Poussées par l’adoption du nouveau traité, les fédérations internationales de syndicats prévoient de mener des campagnes nationales de soutien à sa ratification. Ces campagnes souligneront les abus qui existent dans de nombreux secteurs qui ne sont pas encore sous le feu des projecteurs. A Kampala, la capitale ougandaise, les commerçantes des marchés s’organisent pour en finir avec le harcèlement, et l’Union internationale des travailleurs de l’alimentation, de l’agriculture, de l’hôtellerie-restauration, du tabac et des branches connexes (UITA) a lancé une campagne mondiale en mai 2018 pour obliger la plus grande société hôtelière du monde, Marriott, à signer un accord-cadre mondial applicable dans tous les hôtels Marriott pour protéger ses employées contre le harcèlement sexuel. Suite à des manifestations dans plusieurs hôtels Marriott à travers le monde et lors d’un événement à la Conférence internationale du Travail, Marriott n’a pas répondu aux appels à négocier un tel accord au niveau mondial et en septembre 2018, l’entreprise a annoncé qu’elle continuerait à déployer jusqu’en 2020 des mécanismes d’alerte connus sous le nom de « panic buttons », pour tous ses travailleurs d’Amérique du Nord.

En janvier 2019, en revanche, l’UITA a négocié avec succès le premier accord mondial sur le harcèlement sexuel dans le secteur hôtelier avec la chaîne hôtelière multinationale espagnole Meliá, et en septembre 2019, l’UITA a négocié un autre accord avec la chaîne hôtelière multinationale française AccorInvest, accord qui prévoit des mesures de lutte contre le harcèlement sexuel au travail, notamment la diffusion d’informations détaillées sur la politique de tolérance zéro à l’égard de toute forme de harcèlement sexuel dans l’entreprise.

Les États devraient également identifier les secteurs et les régimes d’organisation du travail qui rendent les travailleurs plus vulnérables à la violence et au harcèlement.
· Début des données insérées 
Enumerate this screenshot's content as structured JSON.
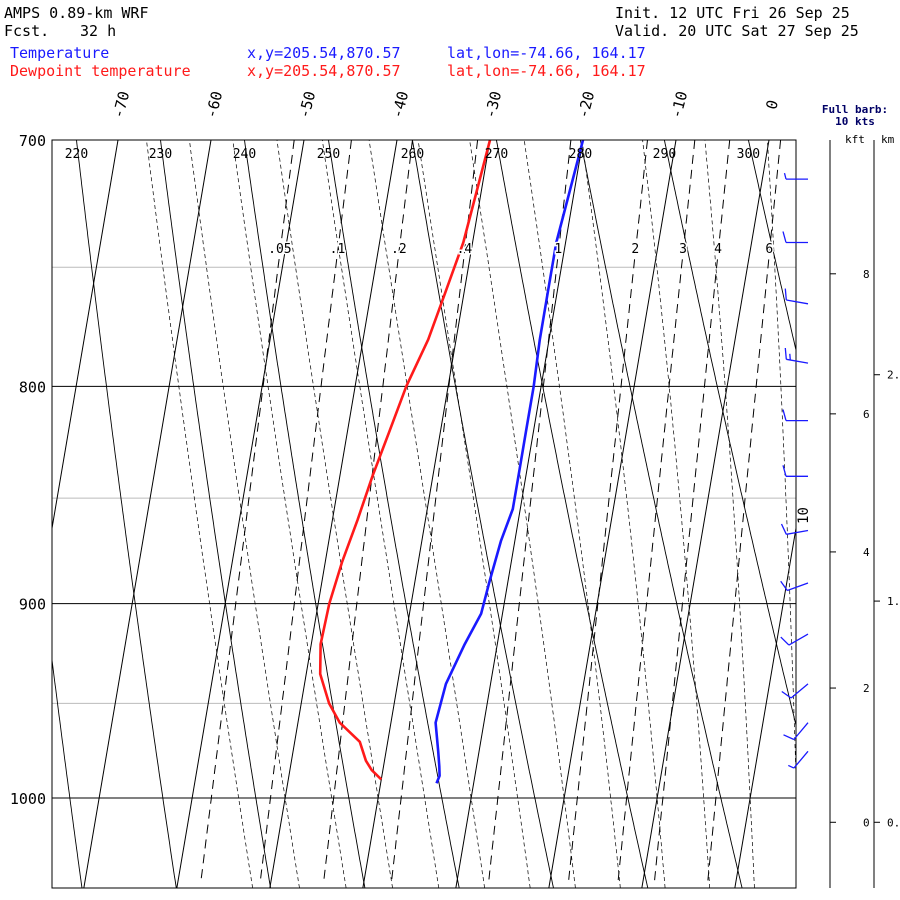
{
  "header": {
    "model": "AMPS 0.89-km WRF",
    "forecast_label": "Fcst.",
    "forecast_value": "32 h",
    "init": "Init. 12 UTC Fri 26 Sep 25",
    "valid": "Valid. 20 UTC Sat 27 Sep 25",
    "legend": [
      {
        "name": "Temperature",
        "location": "x,y=205.54,870.57",
        "latlon": "lat,lon=-74.66, 164.17",
        "color": "#1a1aff"
      },
      {
        "name": "Dewpoint temperature",
        "location": "x,y=205.54,870.57",
        "latlon": "lat,lon=-74.66, 164.17",
        "color": "#ff1a1a"
      }
    ]
  },
  "barb_legend": {
    "line1": "Full barb:",
    "line2": "10 kts"
  },
  "chart_data": {
    "type": "line",
    "pressure_range": [
      1040,
      700
    ],
    "pressure_ticks": [
      "700",
      "800",
      "900",
      "1000"
    ],
    "isotherm_labels": [
      "-70",
      "-60",
      "-50",
      "-40",
      "-30",
      "-20",
      "-10",
      "0"
    ],
    "isotherm_values": [
      -70,
      -60,
      -50,
      -40,
      -30,
      -20,
      -10,
      0
    ],
    "dry_adiabat_labels": [
      "220",
      "230",
      "240",
      "250",
      "260",
      "270",
      "280",
      "290",
      "300"
    ],
    "mixing_ratio_labels": [
      ".05",
      ".1",
      ".2",
      ".4",
      "1",
      "2",
      "3",
      "4",
      "6"
    ],
    "mixing_ratio_values": [
      0.05,
      0.1,
      0.2,
      0.4,
      1,
      2,
      3,
      4,
      6
    ],
    "height_axis_kft_label": "kft",
    "height_axis_km_label": "km",
    "height_kft_ticks": [
      "8",
      "6",
      "4",
      "2",
      "0"
    ],
    "height_km_ticks": [
      "2.",
      "1.",
      "0."
    ],
    "series": [
      {
        "name": "Temperature",
        "color": "#1a1aff",
        "points": [
          [
            700,
            -20
          ],
          [
            720,
            -20.5
          ],
          [
            740,
            -21
          ],
          [
            760,
            -21
          ],
          [
            780,
            -21
          ],
          [
            800,
            -20.8
          ],
          [
            820,
            -20.8
          ],
          [
            840,
            -20.8
          ],
          [
            855,
            -20.8
          ],
          [
            870,
            -21.5
          ],
          [
            890,
            -22
          ],
          [
            905,
            -22.3
          ],
          [
            920,
            -23.5
          ],
          [
            940,
            -24.8
          ],
          [
            960,
            -25.2
          ],
          [
            975,
            -24.4
          ],
          [
            983,
            -24
          ],
          [
            988,
            -23.8
          ],
          [
            992,
            -24
          ]
        ]
      },
      {
        "name": "Dewpoint temperature",
        "color": "#ff1a1a",
        "points": [
          [
            700,
            -30
          ],
          [
            720,
            -30.5
          ],
          [
            740,
            -31
          ],
          [
            760,
            -32
          ],
          [
            780,
            -33
          ],
          [
            800,
            -34.5
          ],
          [
            820,
            -35.5
          ],
          [
            840,
            -36.5
          ],
          [
            860,
            -37.3
          ],
          [
            880,
            -38.2
          ],
          [
            900,
            -38.8
          ],
          [
            920,
            -39
          ],
          [
            935,
            -38.5
          ],
          [
            950,
            -37
          ],
          [
            960,
            -35.5
          ],
          [
            970,
            -33
          ],
          [
            980,
            -32
          ],
          [
            985,
            -31.2
          ],
          [
            990,
            -30
          ]
        ]
      }
    ],
    "wind_barbs": [
      {
        "p": 715,
        "spd": 5,
        "dir": 270
      },
      {
        "p": 740,
        "spd": 10,
        "dir": 270
      },
      {
        "p": 765,
        "spd": 10,
        "dir": 280
      },
      {
        "p": 790,
        "spd": 15,
        "dir": 280
      },
      {
        "p": 815,
        "spd": 10,
        "dir": 270
      },
      {
        "p": 840,
        "spd": 10,
        "dir": 270
      },
      {
        "p": 865,
        "spd": 10,
        "dir": 260
      },
      {
        "p": 890,
        "spd": 10,
        "dir": 250
      },
      {
        "p": 915,
        "spd": 10,
        "dir": 240
      },
      {
        "p": 940,
        "spd": 10,
        "dir": 230
      },
      {
        "p": 960,
        "spd": 10,
        "dir": 220
      },
      {
        "p": 975,
        "spd": 5,
        "dir": 220
      }
    ],
    "wind_annotation": "10"
  }
}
Les employés de maison, les travailleurs du vêtement – qui sont majoritairement des femmes – et ceux qui ont un emploi précaire comme des contrats à court terme ou qui participent (par leurs « petits boulots ») à la « gig economy », peuvent facilement être victimes d’abus. Un employeur peut mettre en place des mécanismes de plainte, mais le dépôt d’une plainte ne doit pas signifier une fin d’emploi ou de carrière. Il est crucial de pouvoir régler ces problèmes structurels afin que tous ces travailleurs soient protégés.
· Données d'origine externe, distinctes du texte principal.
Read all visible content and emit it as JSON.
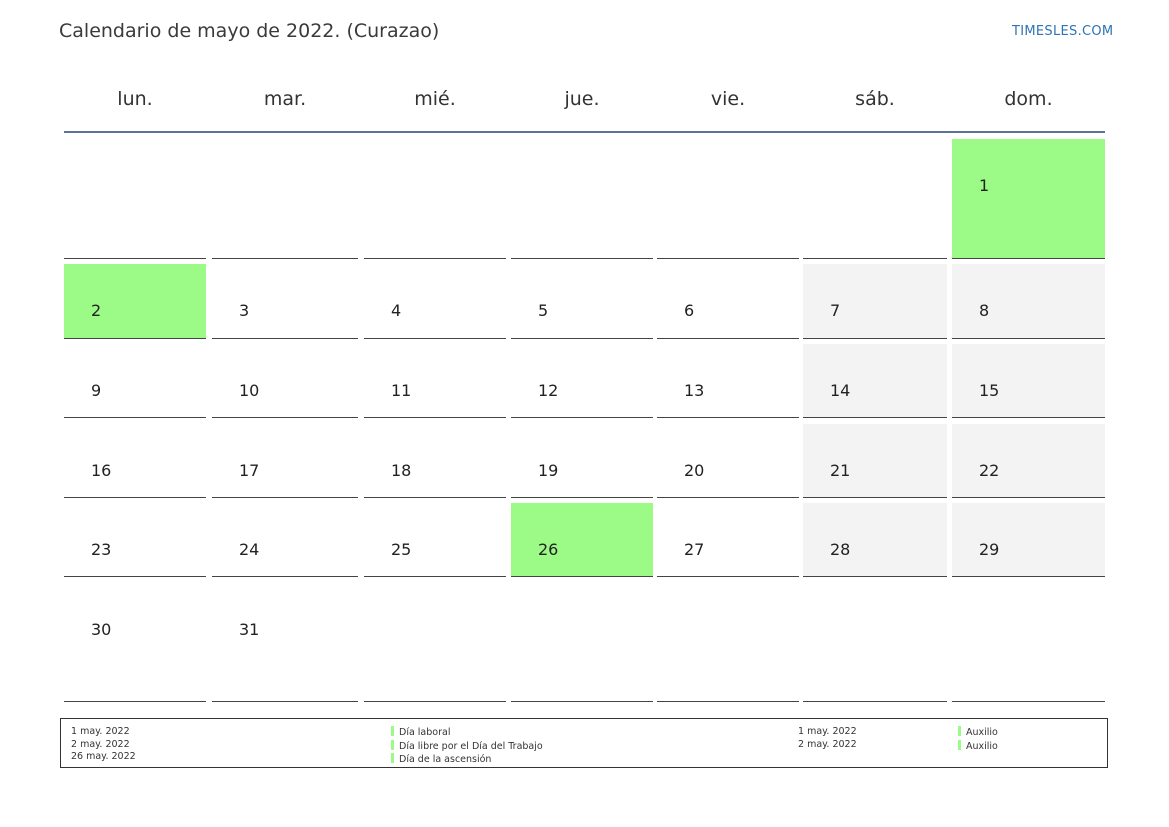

Reconnaître que le harcèlement par ou contre des tiers ou des travailleurs est aussi un problème de sécurité au travail.

Gouvernements et employeurs devraient aussi s’attaquer à la question des tiers qui harcèlent ou sont harcelés : les patients qui commettent des abus ou sont victimes d’abus de la part du personnel médical ; les clients et le personnel de service ; les enseignants et leurs élèves. Selon une enquête réalisée en 2018 par la National Association of Schoolmasters / Union of Women Teachers (NASUWT) au Royaume-Uni, un cinquième des membres de ce syndicat a déclaré avoir été victime de harcèlement sexuel à l’école de la part d’un collègue, d’un responsable, d’un parent ou d’un élève, depuis qu’il ou elle est devenu(e) enseignant(e). La sécurité au travail n’est pas seulement mise à mal par des collègues ou des responsables sur le lieu de travail, mais aussi par des personnes avec lesquelles nous interagissons dans le cadre du travail.

Le mouvement #MeToo a permis de dénoncer les abus endémiques auxquels sont confrontées les femmes sur le lieu de travail. 2020 devrait être l’année des réformes structurelles qui mettront fin à la violence et au harcèlement qu’elles et tous les travailleurs subissent au travail dans le monde entier.